I could also see the children at the side of the house, laughing and bouncing off of a trampoline. They were completely unaware of me and of the dog, running around the rabbit pen. Then, somehow, that dog found its way into the pen.

Looking as happy and ecstatic as a dog can look, it grabbed that rabbit, carried it out of the pen, took it across the street and then began to maul it to death.

My shoulder was extremely fragile and I was helpless to intervene. I could not pick up a rock, I could not run and chase the dog off the rabbit.

I shouted at the kids, as loud as I dared. "Your dog is killing your rabbit!" Even the effort of shouting brought added pain to my already hurting shoulder. The kids continued to bounce and laugh. They did not hear me. In sheer delight, the dog continued to maul the rabbit. 

I walked as fast as I could, but that was not fast. "Your dog is killing your rabbit!" I shouted again. The kids bounced on, laughing.

I walked a little closer, shouted again, same result. A little closer... finally the kids heard me, but they did not understand.

They quit bouncing and looked at me. "What?" one of them shouted back at the man who their parents had taught them was a dangerous weirdo. 

"Your dog is killing your rabbit!" Finally, they understood. The girls and younger boy started to scream. The oldest boy, who had been truly vile towards me in the past, charged over, and drove the dog from the rabbit. 

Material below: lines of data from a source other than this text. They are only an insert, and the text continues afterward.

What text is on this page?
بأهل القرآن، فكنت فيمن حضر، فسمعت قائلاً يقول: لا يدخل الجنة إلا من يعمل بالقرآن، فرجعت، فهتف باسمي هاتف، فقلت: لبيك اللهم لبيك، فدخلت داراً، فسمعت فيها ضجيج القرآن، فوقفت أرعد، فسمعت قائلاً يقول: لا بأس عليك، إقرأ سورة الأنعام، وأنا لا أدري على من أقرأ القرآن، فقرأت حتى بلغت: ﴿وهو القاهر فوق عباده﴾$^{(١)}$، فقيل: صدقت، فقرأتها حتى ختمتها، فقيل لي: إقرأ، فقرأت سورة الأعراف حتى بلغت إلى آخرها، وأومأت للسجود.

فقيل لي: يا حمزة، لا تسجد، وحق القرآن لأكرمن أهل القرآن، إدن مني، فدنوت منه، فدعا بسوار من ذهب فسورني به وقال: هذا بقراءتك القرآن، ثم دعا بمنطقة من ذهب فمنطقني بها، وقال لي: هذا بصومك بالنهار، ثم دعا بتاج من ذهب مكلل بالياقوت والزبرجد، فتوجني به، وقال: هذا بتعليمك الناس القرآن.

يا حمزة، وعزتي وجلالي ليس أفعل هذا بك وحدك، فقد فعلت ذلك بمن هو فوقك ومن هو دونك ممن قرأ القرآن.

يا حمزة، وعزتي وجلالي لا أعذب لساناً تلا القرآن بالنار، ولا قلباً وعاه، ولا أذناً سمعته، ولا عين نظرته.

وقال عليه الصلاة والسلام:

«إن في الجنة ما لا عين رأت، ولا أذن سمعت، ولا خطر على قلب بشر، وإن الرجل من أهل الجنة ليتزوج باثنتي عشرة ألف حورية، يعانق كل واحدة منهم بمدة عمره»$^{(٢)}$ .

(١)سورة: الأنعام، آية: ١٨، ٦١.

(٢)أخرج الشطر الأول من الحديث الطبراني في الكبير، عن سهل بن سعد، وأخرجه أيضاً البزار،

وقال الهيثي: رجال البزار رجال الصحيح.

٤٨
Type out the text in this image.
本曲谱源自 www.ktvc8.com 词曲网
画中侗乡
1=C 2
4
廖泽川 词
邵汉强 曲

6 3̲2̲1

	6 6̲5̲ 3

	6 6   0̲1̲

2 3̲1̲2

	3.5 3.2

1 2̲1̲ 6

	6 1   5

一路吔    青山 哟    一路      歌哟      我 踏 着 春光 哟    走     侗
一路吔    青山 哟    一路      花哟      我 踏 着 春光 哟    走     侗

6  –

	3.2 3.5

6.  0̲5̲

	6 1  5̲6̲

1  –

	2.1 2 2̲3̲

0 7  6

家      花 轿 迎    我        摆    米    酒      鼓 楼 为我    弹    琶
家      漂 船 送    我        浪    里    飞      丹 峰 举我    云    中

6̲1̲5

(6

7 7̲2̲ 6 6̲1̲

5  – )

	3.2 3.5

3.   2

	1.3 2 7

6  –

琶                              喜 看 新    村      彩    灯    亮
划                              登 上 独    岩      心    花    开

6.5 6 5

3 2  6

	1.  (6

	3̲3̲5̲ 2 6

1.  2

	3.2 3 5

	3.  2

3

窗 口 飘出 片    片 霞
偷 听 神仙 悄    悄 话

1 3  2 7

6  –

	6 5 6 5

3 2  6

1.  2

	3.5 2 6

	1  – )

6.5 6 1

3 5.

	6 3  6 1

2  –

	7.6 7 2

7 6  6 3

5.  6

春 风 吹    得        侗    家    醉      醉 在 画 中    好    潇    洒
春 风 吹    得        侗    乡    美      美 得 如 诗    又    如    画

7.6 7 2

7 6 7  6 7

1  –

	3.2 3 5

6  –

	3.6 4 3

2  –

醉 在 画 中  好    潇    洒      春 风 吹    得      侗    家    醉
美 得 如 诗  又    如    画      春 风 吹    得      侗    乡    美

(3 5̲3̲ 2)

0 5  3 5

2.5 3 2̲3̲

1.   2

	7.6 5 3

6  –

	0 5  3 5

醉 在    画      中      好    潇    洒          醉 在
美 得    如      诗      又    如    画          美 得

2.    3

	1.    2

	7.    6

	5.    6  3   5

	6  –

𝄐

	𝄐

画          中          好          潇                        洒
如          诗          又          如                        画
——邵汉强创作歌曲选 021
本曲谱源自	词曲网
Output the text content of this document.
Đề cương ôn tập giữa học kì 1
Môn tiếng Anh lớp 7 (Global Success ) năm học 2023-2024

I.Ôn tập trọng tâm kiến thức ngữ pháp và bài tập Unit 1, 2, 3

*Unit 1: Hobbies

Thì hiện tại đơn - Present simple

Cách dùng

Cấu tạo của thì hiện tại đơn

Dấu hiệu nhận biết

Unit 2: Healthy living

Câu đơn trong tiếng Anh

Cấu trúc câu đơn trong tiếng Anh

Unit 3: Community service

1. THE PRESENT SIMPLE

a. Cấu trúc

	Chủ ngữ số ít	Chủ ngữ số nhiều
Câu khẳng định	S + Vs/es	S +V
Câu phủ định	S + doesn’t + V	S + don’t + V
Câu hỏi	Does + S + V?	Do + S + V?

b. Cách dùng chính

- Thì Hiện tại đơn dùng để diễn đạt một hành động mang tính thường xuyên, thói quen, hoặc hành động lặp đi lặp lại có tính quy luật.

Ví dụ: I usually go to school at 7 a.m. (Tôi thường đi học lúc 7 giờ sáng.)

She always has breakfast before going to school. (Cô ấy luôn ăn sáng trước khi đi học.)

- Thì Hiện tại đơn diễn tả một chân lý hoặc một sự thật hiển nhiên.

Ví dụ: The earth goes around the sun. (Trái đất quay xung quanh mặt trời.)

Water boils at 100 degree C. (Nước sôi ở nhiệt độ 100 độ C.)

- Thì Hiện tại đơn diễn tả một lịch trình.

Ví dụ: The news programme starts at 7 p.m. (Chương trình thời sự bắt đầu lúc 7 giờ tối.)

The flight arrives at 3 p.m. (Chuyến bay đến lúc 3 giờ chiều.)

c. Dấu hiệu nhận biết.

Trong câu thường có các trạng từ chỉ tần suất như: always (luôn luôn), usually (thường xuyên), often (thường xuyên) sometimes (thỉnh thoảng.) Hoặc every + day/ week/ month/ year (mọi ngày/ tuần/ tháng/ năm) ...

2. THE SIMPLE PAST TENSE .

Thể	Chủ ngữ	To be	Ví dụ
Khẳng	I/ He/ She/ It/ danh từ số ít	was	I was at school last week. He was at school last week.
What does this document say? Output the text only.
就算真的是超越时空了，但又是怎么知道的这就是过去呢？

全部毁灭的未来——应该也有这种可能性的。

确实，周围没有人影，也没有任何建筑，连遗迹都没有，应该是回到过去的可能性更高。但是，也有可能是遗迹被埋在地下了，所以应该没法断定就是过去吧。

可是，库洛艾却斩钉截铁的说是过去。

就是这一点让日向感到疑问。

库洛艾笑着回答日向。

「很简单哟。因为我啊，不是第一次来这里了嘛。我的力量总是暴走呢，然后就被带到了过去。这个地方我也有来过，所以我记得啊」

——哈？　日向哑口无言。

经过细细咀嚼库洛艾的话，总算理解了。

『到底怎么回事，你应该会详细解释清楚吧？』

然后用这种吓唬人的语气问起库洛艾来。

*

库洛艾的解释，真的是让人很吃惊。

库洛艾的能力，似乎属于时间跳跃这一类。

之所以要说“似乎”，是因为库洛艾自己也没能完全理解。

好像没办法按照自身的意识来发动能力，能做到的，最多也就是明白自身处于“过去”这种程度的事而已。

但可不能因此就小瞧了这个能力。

The rabbit was limp and still. It looked dead. The girls and the smaller children were weeping. The mother came out, saw the rabbit and looked at me suspiciously. I told her what had happened. She told the children to gather up the rabbit and they would take it to the vet.

Then, an amazing thing happened. One of the girls walked up to me, looked up into my eyes and said, "thank you, Cameraman." Then, one by one, each child - including the oldest boy who had been so vile toward me, walked up to me and said the same, "Thank you, Cameraman." 

The mother watched, but said nothing. She did not smile. The suspicious look never left her face.

And from that day to this, those children have continued to avoid me. And although the First Amendment to the United States Constitution gives me the right to photograph anyone and anything that I can see in public, I have taken no pictures of those children - even though I have seen wonderful ones, ones that I knew that parents would have treasured.

But it just wasn't worth it.

Yet, the kids and I - we did have that one moment, right after the dog almost killed the rabbit.

I decided to knock on the door, anyway - just in case they had gotten a new puppy.

They hadn't, but when they learned my mission and I showed them the picture of the puppy on my camera, they reacted in a friendly way. The husband told me that he had seen it, running with a big dog that lived on a corner three blocks away, where a tire swing hung from a tree.

So I walked back to the house, got the puppy, Melanie joined us and I drove to that house.

And that's where I took this picture, right after I reunited the puppy, Kuna, with this man, who had been very worried about it. "You little turd!" he said, affectionately, as he tousled Kuna's fur.

If you look closely at Royce's chin, you will see that there is a bit of drool smeared into it. Even so, he has been a little better today than he was last night. Melanie, who had not seen him for two weeks, was pleased with what she saw. "He's definitely gained some weight, Dad," she said.

So maybe the situation is not as grim as it seemed last night. Still, he is light and frail, but Melanie is certain that he is doing better than when she last saw him, before I started giving him his medication, before I began to feed soft food to him.

The two buddies, Kalib and Royce.

Kalib, Royce, and Melanie.

Lisa and Royce. See the drop of drool on his chin?

Still, this was a good moment for him. You could call it "a good quality of life" moment.